Having multiple speed tests done allows us to calculate a possible error out of the variance of distribution. That also allows defining confidence intervals – a range of values that we hope includes the true speed test value. If the confidence intervals don’t overlap, we can say that we are certain about the speed difference between protocols.
Figure 3. Confidence of results per number of tests.
The example above (Fig. 3) illustrates the case when a test is performed with a virtual machine, a VPN server, and a Speedtest server in the US. The graphic shows how confidence changes with the number of speed tests done. There are a couple of things worth noting here.
First, for this particular combination, it looks like we needed at least 45 tests to draw conclusions. Also, if we zoom into the first few tests, we can see that OpenVPN started off better than IKEv2, but quickly lost its position. The mean-crossing point between OpenVPN and IKEv2 is a great visualization of why you shouldn’t trust the results of a single speed test when comparing protocols.

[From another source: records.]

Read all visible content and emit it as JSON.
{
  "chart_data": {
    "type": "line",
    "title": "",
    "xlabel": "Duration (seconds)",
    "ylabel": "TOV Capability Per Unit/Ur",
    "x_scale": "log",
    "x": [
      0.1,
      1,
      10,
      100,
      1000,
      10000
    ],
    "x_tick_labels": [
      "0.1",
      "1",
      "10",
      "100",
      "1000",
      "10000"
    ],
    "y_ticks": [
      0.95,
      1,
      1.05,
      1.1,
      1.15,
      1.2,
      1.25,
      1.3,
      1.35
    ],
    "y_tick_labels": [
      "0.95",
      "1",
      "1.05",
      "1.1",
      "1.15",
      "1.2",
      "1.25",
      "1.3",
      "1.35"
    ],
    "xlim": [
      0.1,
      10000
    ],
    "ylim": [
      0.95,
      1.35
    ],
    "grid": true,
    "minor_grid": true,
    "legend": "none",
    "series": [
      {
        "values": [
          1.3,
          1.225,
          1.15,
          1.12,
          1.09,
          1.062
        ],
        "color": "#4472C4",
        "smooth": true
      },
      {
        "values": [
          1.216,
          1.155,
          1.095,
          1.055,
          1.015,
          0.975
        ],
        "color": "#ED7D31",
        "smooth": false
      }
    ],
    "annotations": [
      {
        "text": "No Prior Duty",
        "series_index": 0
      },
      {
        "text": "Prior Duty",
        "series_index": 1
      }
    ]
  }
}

And we’re not just done yet. Of course, inspecting 811 combinations to determine if their confidence intervals don't overlap would be time-consuming. Also, comparing the means of distributions that aren’t normal would be a mistake. That’s why we need to use statistical tests again. This time, we are interested in comparing the median values of the distributions. As we assume that the speed test results aren’t distributed normally, we apply the Mann–Whitney U test. Now it looks like we’re ready to look at the results.
NordLynx has significantly greater median speed values in 377 combinations, IKEv2 – in 69, OpenVPN – in 2.
Figure 4. Proportions of significant results and winning results by median, by protocol.
After applying Mann–Whitney U test to the results of all available combinations, we see that in the majority of conclusive results, NordLynx performs better than the other two protocols. If we look at the comparison of winning results by median values only, we would see slightly different proportions. It means that inconclusive tests are a bit more likely to show higher median speed values for IKEv2 and OpenVPN than for NordLynx.
NordLynx outperformed other protocols in all combinations where the tests were conclusive and a virtual machine, a VPN server and a Speedtest server were in the same country.
Figure 5. Significant winning results by protocol, four different testing scenarios.
An important point to make here is that the longer the route between a virtual machine and a Speedtest server, the more noise there is in the actual speed test results when comparing protocols. So it’s interesting to see that NordLynx performed better in all conclusive same-country combinations. Also, in 97% of tested combinations, where a VPN server and a Speedtest server were in the same country, NordLynx showed significantly better results. Note that IKEv2 showed better results in some very long distance combinations, for example, France – France – Japan or Netherlands – Netherlands – Australia.
So what’s the answer?
Figure 6. Number of tests per protocol for conclusive and inconclusive combinations.
Finally, we can tell how many tests you should take to be certain that one protocol is faster than another. From what we see, performing between 38 and 141 tests per protocol is required to get significant results. But remember to spread out your tests evenly across 24 hours.